Stop using Adblock

Adblock is a Chrome and Firefox extension that blocks popups and advertisements. I know a lot of people who use it, and even I used to use it. I thought it was a necessary part of the browsing experience.

There are two main reasons why I stopped using it:
I started to use Google Chrome. This was quite a while back and Adblock didn’t work on chrome then. So I decided to go without it.

The second reason was when I worked at Yelp and an employee noticed that AdBlock started blocking Yelp ads. It felt hypocritical that I blocked ads but worked at a company that relied on advertising.

At first I thought I could just whitelist sites, but then what about one time blogs that have good articles? Why deny them advertising revenue. Think about how many sites rely on advertising that you use. Reddit, Facebook, Google, news, Imgur, almost all profesional bloggers, webcomics (Questionable Content I’ve always noted specifically).

So I stopped using AdBlock and honestly the experience hasn’t been that bad. There are a few sites that pop up obnoxious popups that get through Chrome’s built in pop up blocker. But for the most part, ads aren’t that bad. The age of the really really obnoxious ones have been stopped or perhaps I browse a different set of sites than I used to? Either way, I haven’t had too much trouble or annoyance.

I’m going to cover a few things I’ve heard in support of using AdBlock or things I’ve heard when I mention I feel that it’s wrong to use AdBlock.

I don’t click on the ads anyway.
Doesn’t matter, the fact is that most advertising is actually impression based. Newspaper ads, Television ads, none of which you interact with, the point is to get the message and positive association out there. Think of the Old Spice Commercial, you didn’t click it, you didn’t interact with it, but you still watched it right? That’s impression advertising. It’s brand awareness, you trust what you’ve heard before than what you haven’t.

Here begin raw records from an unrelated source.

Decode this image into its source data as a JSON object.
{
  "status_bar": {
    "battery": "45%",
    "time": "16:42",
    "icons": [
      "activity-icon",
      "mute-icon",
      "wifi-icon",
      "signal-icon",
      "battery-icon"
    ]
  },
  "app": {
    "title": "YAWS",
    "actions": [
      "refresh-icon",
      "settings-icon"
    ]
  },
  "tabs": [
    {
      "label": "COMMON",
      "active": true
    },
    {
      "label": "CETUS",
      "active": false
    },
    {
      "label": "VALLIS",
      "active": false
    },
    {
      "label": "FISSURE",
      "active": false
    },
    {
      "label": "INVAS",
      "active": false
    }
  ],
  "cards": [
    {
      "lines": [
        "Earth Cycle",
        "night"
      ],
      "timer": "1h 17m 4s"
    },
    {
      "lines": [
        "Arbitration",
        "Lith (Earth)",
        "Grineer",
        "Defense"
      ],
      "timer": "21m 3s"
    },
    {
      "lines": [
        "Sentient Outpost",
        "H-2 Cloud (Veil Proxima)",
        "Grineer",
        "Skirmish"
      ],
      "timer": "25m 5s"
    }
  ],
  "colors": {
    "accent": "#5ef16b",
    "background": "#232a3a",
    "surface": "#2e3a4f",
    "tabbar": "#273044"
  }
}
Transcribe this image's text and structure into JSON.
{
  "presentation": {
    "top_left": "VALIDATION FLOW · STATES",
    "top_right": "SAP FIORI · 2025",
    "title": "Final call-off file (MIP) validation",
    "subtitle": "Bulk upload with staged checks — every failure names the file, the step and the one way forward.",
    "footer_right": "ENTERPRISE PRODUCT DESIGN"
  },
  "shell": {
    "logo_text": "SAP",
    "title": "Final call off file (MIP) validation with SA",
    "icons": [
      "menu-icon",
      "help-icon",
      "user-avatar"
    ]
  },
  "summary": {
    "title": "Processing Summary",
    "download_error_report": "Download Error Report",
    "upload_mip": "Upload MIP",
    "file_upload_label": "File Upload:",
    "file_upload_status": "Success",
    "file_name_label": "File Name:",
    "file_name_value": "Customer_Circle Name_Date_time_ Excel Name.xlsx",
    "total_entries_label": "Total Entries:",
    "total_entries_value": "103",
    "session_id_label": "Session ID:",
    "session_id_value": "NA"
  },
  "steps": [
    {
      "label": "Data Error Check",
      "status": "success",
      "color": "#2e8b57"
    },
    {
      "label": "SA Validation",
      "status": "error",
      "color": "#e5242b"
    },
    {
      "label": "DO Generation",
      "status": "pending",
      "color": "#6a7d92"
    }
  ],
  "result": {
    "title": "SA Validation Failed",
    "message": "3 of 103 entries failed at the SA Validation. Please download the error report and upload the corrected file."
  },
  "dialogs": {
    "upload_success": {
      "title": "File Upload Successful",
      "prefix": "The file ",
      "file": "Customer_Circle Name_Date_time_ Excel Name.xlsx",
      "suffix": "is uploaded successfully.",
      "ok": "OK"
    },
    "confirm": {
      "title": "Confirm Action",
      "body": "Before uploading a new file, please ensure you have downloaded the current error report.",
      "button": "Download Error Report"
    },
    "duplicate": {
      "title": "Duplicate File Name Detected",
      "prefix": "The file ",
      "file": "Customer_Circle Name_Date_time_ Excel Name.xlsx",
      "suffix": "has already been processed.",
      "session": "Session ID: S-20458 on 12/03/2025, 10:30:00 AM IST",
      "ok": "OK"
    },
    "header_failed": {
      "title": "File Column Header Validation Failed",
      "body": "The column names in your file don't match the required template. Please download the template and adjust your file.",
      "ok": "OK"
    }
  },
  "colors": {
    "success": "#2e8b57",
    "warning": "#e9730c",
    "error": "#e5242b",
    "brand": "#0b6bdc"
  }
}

I don’t want to support certain sites that have ads
Then stop using them.

Flash ads blast my CPU and cause it suffer and weep uncontrollably.
I use FlashBlock to prevent flash ads, a lot of sites are sensible enough to fallback to a HTML ad if the flash is blocked. Also Flash is dying with the web in general, people are relying less and less on flash and advertising will be no different. It’s somewhat of an excuse but the fact is that Flash is really just terrible on a mac. (this also prevents audio ads automatically playing)

Some ads are just annoying (playing music, video, popups etc)
So here’s the thing, if somebody really does have annoying ads, and you believe the website is a good service, then tell them that their ads fucking suck and not to allow those ads.

They do have some say in what ads appear on their site if they complain.

If they aren’t going to change it, then maybe you can use your consumer powers and not visit that site anymore?

What if I just whitelist the sites I use the most?
What about one time visits to blogs? Would you remember to whitelist them? Do they deserve no revenue just because you aren’t a regular visitor?

My connection speed is slow, every kilobyte counts! / I have a monthly cap! 
This is a reasonable excuse in my opinion.

I’m only one person, why does it matter, its only one impression?
You already know the answer to this, it matters from an individual perspective. Group think and excusing things because you don’t think your contribution matters is a pretty weak argument. It’s not about what others do, but about your own actions.

I will be first to admit, this is somewhat biased. I’m a software engineer at a web development company, I have lots of friends who work in the field, thus many of friend’s companies rely on advertising revenue in one way or another. (VerticalBrands: the company I’m working at right now does not make it’s money on advertising but it does use advertising to get customers!)

If you are a software engineer, stop fucking using AdBlock now. We ALL have at least one friend who works at Google, or Yelp, or Facebook, or somebody. Even if the company doesn’t rely on advertising as a revenue source, I’m sure they use it as a source of getting new customers.

I got this last reason for AdBlock from reddit and it’s also excusable.

Some ads have nudity. I go to gay porn sites that have naked women all over their popups. There’s no greater boner killer than seeing the wrong kind of porn pop up when you’re coming close.

Small Update:
Advertisers are constantly trying to determine wether ads are annoying or just bad. Hulu A/B tested forever to determine how long people are willing to watch ads on an television format. Use your consumer choice or complain! Please, it’s the only way legitimate companies will learn. Of course shitty sites that are gaming the system won’t learn, but you should do your best to avoid those sites.